KANBrief 1/15

TTIP : la reconnaissance mutuelle des normes – une piste possible ?

En Europe, l’harmonisation européenne des réglementations, normes et procédures d’évaluation de la conformité est un modèle qui a fait ses preuves. Pour les négociations sur le Partenariat transatlantique de commerce et d’investissement (TTIP), nombreux sont ceux qui, en revanche, semblent tentés par une reconnaissance mutuelle, au lieu d’une harmonisation. Vue de plus près, cette approche s’avère toutefois problématique.

L’objectif défini dans le mandat de négociation de l’UE pour le TTIP est d’éliminer les barrières commerciales superflues, l’un des moyens d’y parvenir étant la reconnaissance mutuelle ou l’harmonisation. Aucune évaluation n’a toutefois été effectuée sur la question de savoir dans quels cas et dans quelles conditions une reconnaissance mutuelle était envisageable du point de vue de l’UE.

Dans le cadre d’un projet commun, la DGUV, la KAN et l’institution polonaise de prévention CIOP-PIB ont analysé l’impact que pourrait avoir une reconnaissance mutuelle des réglementations techniques, normes et procédures d’évaluation de la conformité dans le domaine des équipements de travail et des EPI1. Ils ont constaté que, dans ces domaines, les principes fondamentaux et la répartition des tâches entre les acteurs du marché concernés, présentent des différences telles entre l’Europe et les USA qu’une reconnaissance mutuelle peut engendrer des phénomènes dangereux.

Ceci n’est pas dû au fait que les exigences de sécurité et de santé sont moins strictes aux USA, mais bien à des philosophies divergentes quant à la législation, à la sécurité et à la normalisation, ainsi qu’au poids différent des normes de produits dans ce contexte. Les approches se différencient fondamentalement à bien des égards, notamment pour ce qui est de la hiérarchie des mesures de protection et de l’absence de contradictions dans la collection normative, deux aspects qui caractérisent la normalisation de l’UE.

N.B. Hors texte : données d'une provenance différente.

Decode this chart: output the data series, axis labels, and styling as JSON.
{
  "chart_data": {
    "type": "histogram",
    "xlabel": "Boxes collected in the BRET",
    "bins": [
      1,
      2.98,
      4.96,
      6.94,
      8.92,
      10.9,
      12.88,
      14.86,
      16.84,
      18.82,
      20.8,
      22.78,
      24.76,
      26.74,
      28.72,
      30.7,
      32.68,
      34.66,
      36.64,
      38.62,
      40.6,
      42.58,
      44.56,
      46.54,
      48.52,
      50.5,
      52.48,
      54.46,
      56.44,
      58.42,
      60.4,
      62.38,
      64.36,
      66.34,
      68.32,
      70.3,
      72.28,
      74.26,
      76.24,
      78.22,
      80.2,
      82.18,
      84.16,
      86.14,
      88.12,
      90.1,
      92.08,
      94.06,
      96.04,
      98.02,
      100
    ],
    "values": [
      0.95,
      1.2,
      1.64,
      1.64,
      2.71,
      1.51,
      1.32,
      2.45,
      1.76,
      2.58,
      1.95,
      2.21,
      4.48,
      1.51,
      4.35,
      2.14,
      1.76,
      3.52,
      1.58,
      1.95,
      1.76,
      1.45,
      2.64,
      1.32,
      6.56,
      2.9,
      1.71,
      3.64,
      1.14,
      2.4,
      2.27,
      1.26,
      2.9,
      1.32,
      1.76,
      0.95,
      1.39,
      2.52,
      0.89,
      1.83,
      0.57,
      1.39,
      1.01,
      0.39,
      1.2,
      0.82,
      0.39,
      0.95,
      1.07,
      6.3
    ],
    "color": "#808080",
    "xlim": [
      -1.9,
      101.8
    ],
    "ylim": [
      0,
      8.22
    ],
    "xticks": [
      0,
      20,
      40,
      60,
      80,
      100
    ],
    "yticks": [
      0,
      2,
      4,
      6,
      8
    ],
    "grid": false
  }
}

Des niveaux de protection guère comparables

Du fait de cette différence d’approche, il est extrêmement difficile de comparer le niveau de protection de l’UE et des USA. Mais, même si ce niveau était équivalent, une reconnaissance mutuelle de normes ou de procédures d’évaluation de la conformité peut engendrer des risques, comme l’illustrent les exemples suivants :

  • Vêtements de protection pour pompiers : alors qu’aux USA les pompiers sont généralement affectés à une seule mission bien spécifique (p.ex. la lutte contre l’incendie ou le sauvetage), les pompiers en Allemagne et dans d’autres pays européens doivent pouvoir effectuer tous les types de mission – les vêtements de protection étant alors optimisés pour les interventions spécifiques. Or, on ne peut pas combiner les vêtements à usage universel et ceux destinés à des interventions spécifiques. Une reconnaissance mutuelle pourrait se traduire, des deux côtés de l’Atlantique, par l’utilisation de vêtements de protection respectivement moins appropriés.
     
  • Avant de pouvoir être mis sur le marché dans l’UE, les masques de protection respiratoire, étant des EPI destinés à sauver des vies, doivent être contrôlés par un organisme notifié. L’un des éléments de ces contrôles est l’étanchéité du masque. L’utilisateur se fie au fait que ce contrôle par un organisme tiers a été effectué avec succès. Aux USA, en revanche, au lieu d’un contrôle par un organisme tiers, l’utilisateur est tenu, conformément aux réglementations sur la prévention, de vérifier lui-même, avant de les utiliser, que les masques sont étanches. Ces deux démarches peuvent, certes, déboucher sur le même résultat : l’utilisation sûre des masques. Mais si des masques en provenance des USA étaient mis sur le marché de l’UE sans que l’utilisateur soit conscient de l’absence de contrôle par un organisme tiers, ceci pourrait avoir des conséquences mortelles.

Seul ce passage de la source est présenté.